Tips when starting a neighborhood watch

Neighborhood watch programs can provide communities with a sense of security while serving as a low-cost deterrent to crime. The National Crime Prevention Council even notes that watch groups can serve as a stepping stone to community revitalization.

Establishing a neighborhood watch program is no small task. Such programs are most effective when the entire community lends its support and participates. Men and women hoping to start watch programs in their communities can consider the following strategies, courtesy of the NCPC.

Getting started

Gathering neighbors and fellow community members to gauge levels of interest and discuss the challenges ahead is a great first step toward establishing a neighborhood watch program. Before hosting your first meeting, contact the local police or sheriff’s department and ask if an officer or deputy can attend the meeting and provide insight.

When planning the initial meeting, give fellow residents ample notice and choose a location that’s easily accessible to all.

At this initial meeting, discuss the purpose of the program and ask fellow community members how willing they are to participate, including how much time they can realistically devote.

Moving forward

Once the decision has been made to start a program, organizers can then ask for men and women to serve as block captains. Block captains will be responsible for disseminating information about the program to their neighbors, keeping them up-to-date on any crime or issues in the neighborhood as well. Captains also will serve as liaisons between the community and local law enforcement.

Men and women who volunteer to serve as block captains should devise a regular way to communicate with fellow watch members and residents. Email can be effective and easy, but keep in mind that older residents may prefer phone calls or direct contact.

Once community members have agreed to participate, organizers and block captains can create maps that highlight the homes of group members, including their phone numbers and/or email addresses as well.

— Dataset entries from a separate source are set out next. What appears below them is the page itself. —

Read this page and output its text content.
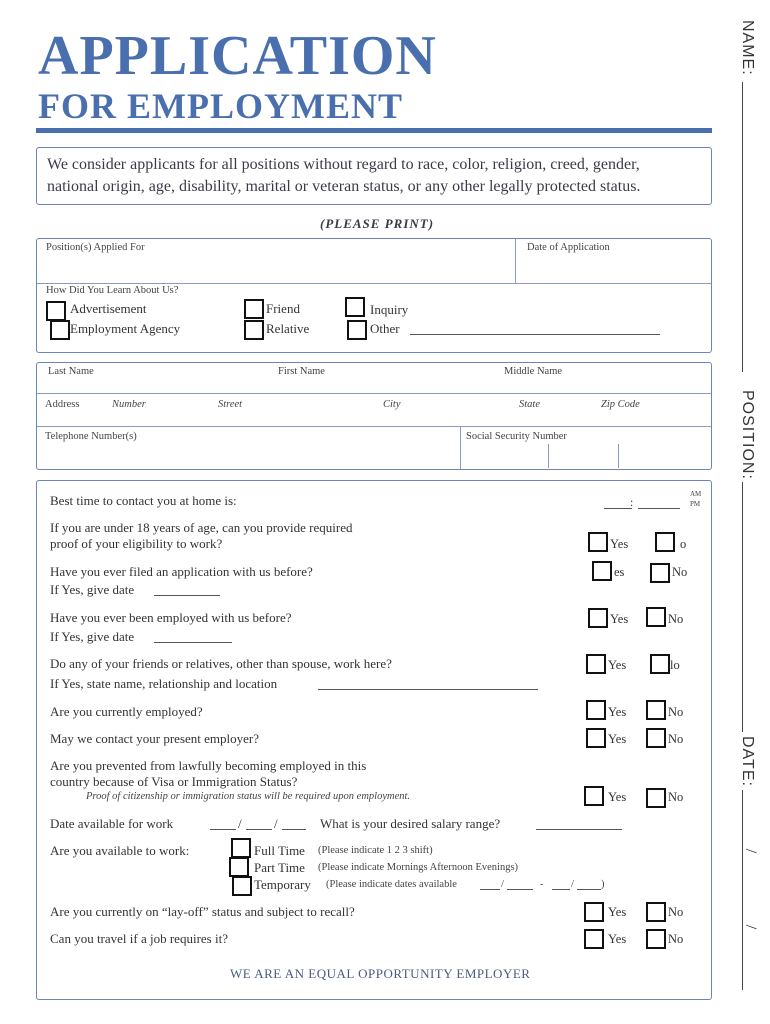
APPLICATION
FOR EMPLOYMENT
We consider applicants for all positions without regard to race, color, religion, creed, gender,
national origin, age, disability, marital or veteran status, or any other legally protected status.
(PLEASE PRINT)
Position(s) Applied For	Date of Application
How Did You Learn About Us?
Advertisement
Employment Agency
Friend
Relative
Inquiry
Other
Last Name	First Name	Middle Name
Address	Number	Street	City	State	Zip Code
Telephone Number(s)	Social Security Number
Best time to contact you at home is:	:
AM
PM
If you are under 18 years of age, can you provide required
proof of your eligibility to work?	Yes	o
Have you ever filed an application with us before?
If Yes, give date
es	No
Have you ever been employed with us before?
If Yes, give date
Yes	No
Do any of your friends or relatives, other than spouse, work here?
If Yes, state name, relationship and location
Yes	lo
Are you currently employed?	Yes	No
May we contact your present employer?	Yes	No
Are you prevented from lawfully becoming employed in this
country because of Visa or Immigration Status?
Proof of citizenship or immigration status will be required upon employment.	Yes	No
Date available for work	/ /	What is your desired salary range?
Are you available to work:	Full Time (Please indicate 1 2 3 shift)
Part Time (Please indicate Mornings Afternoon Evenings)
Temporary (Please indicate dates available	/	-	/	)
Are you currently on “lay-off” status and subject to recall?	Yes	No
Can you travel if a job requires it?	Yes	No
WE ARE AN EQUAL OPPORTUNITY EMPLOYER
NAME:
POSITION:
DATE:
/
/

Working with law enforcement

The cooperation of law enforcement can be considerable for neighborhood watch organizers. Speak with local agencies, asking if they provide training for watch programs. Such training may teach observation techniques and offer suggestions on reporting crimes.

Some local law enforcement agencies may even provide community members with neighborhood watch signs that participating households can post in their yards. Such signs can serve as a deterrent to prospective criminals and potentially help community members in distress.

It’s important that neighborhood watch programs also discuss vigilantism with local law enforcement agencies. Neighborhood watch participants should never take the law into their own hands. Block captains should emphasize to members that the point of the watch is to observe and alert.